DETERMINING, AT A RADIO ACCESS NETWORK NODE, A LOCATION-BASED STATE OF A USER EQUIPMENT

Organization Name

QUALCOMM Incorporated

Inventor(s)

Chiranjib Saha of San Diego CA (US)

Alberto Rico Alvarino of San Diego CA (US)

Sunghoon Kim of San Diego CA (US)

Umesh Phuyal of San Diego CA (US)

Stefano Faccin of San Ysidro CA (US)

Stephen William Edge of Escondido CA (US)

Hong Cheng of Basking Ridge NJ (US)

DETERMINING, AT A RADIO ACCESS NETWORK NODE, A LOCATION-BASED STATE OF A USER EQUIPMENT - A simplified explanation of the abstract

This abstract first appeared for US patent application 17643810 titled 'DETERMINING, AT A RADIO ACCESS NETWORK NODE, A LOCATION-BASED STATE OF A USER EQUIPMENT

Simplified Explanation

The patent application relates to wireless communication and specifically focuses on transmitting a request associated with the location-based state of a user equipment (UE) to a core network. The location-based state can indicate whether the UE is flying or driving. The RAN node sends the request to an access and mobility function (AMF) of the core network and receives a message in response. The AMF can establish a connection between the RAN node and a location management function (LMF) of the core network to facilitate the message exchange.

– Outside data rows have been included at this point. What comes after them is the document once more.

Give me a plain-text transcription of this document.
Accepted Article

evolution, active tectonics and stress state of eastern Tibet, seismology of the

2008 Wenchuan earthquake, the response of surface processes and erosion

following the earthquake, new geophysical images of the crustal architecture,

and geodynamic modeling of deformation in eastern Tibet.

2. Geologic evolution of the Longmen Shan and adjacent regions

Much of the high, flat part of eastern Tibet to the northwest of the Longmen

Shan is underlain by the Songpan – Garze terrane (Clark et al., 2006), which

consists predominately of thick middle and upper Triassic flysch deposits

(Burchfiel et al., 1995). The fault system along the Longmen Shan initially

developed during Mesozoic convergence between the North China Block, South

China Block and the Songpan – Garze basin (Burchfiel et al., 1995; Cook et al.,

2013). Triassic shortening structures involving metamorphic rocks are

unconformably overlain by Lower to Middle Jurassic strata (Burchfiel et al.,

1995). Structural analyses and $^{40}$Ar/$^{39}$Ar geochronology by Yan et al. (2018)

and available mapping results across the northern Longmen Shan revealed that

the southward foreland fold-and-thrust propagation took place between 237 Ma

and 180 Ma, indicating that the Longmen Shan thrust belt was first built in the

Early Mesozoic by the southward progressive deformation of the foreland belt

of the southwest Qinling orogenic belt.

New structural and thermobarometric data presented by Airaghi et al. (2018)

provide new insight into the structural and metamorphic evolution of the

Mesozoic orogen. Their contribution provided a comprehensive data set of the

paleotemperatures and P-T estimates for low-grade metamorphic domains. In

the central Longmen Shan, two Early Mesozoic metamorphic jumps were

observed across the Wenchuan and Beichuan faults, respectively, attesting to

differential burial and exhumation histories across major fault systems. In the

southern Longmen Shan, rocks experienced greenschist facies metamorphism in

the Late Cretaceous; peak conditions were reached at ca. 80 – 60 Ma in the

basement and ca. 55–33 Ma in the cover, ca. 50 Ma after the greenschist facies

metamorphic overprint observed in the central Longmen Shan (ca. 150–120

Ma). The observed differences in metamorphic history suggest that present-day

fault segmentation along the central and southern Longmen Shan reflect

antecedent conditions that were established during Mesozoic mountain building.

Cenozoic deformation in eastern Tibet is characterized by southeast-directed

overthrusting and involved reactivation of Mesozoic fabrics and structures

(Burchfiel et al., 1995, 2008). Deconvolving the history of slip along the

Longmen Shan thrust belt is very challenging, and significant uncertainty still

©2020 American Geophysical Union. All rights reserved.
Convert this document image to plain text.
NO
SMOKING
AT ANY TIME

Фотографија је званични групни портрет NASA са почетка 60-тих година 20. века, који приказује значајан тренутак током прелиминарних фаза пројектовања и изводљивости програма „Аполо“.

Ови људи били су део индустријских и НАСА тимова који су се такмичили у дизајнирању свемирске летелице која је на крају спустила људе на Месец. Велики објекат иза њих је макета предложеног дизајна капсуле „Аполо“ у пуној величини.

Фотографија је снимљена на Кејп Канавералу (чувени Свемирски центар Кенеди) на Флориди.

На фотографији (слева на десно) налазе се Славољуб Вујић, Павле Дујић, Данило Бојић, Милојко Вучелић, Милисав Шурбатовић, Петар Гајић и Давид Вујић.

• The patent application involves transmitting a request related to the location-based state of a UE to a core network.
• The location-based state can indicate whether the UE is flying or driving.
• The request is sent from a RAN node to an AMF of the core network.
• The RAN node receives a message in response to the request.
• The message can be received from the AMF or through a connection established between the RAN node and the LMF of the core network.

Potential Applications

This technology has potential applications in various industries and scenarios, including:

• Aviation industry: The ability to determine if a UE is flying can be useful for aviation authorities to ensure compliance with regulations and safety measures.
• Transportation industry: Knowing whether a UE is driving can help in monitoring traffic conditions, optimizing routes, and providing real-time information to drivers.
• Emergency services: Identifying the location-based state of a UE can assist emergency services in dispatching appropriate resources and responding effectively to incidents.
• Location-based services: Companies providing location-based services can utilize this technology to offer personalized and context-aware services to users based on their location-based state.

Problems Solved

This technology addresses several challenges in wireless communication:

• Accurate location-based information: By determining the location-based state of a UE, the system can provide more accurate and relevant information or services to the user.
• Efficient resource allocation: The core network can allocate resources based on the location-based state of the UE, ensuring optimal utilization and improved network performance.
• Enhanced user experience: Tailoring services based on the location-based state can enhance the overall user experience by providing contextually relevant information and services.

Benefits

The use of this technology offers several benefits:

• Improved safety and compliance: Identifying if a UE is flying or driving can help enforce safety regulations and ensure compliance with aviation and transportation rules.
• Enhanced efficiency: By considering the location-based state, the system can optimize resource allocation and improve overall network efficiency.
• Personalized services: Tailoring services based on the location-based state allows for more personalized and context-aware experiences for users.
• Real-time decision-making: The ability to receive messages in response to the location-based state request enables real-time decision-making and prompt actions based on the received information.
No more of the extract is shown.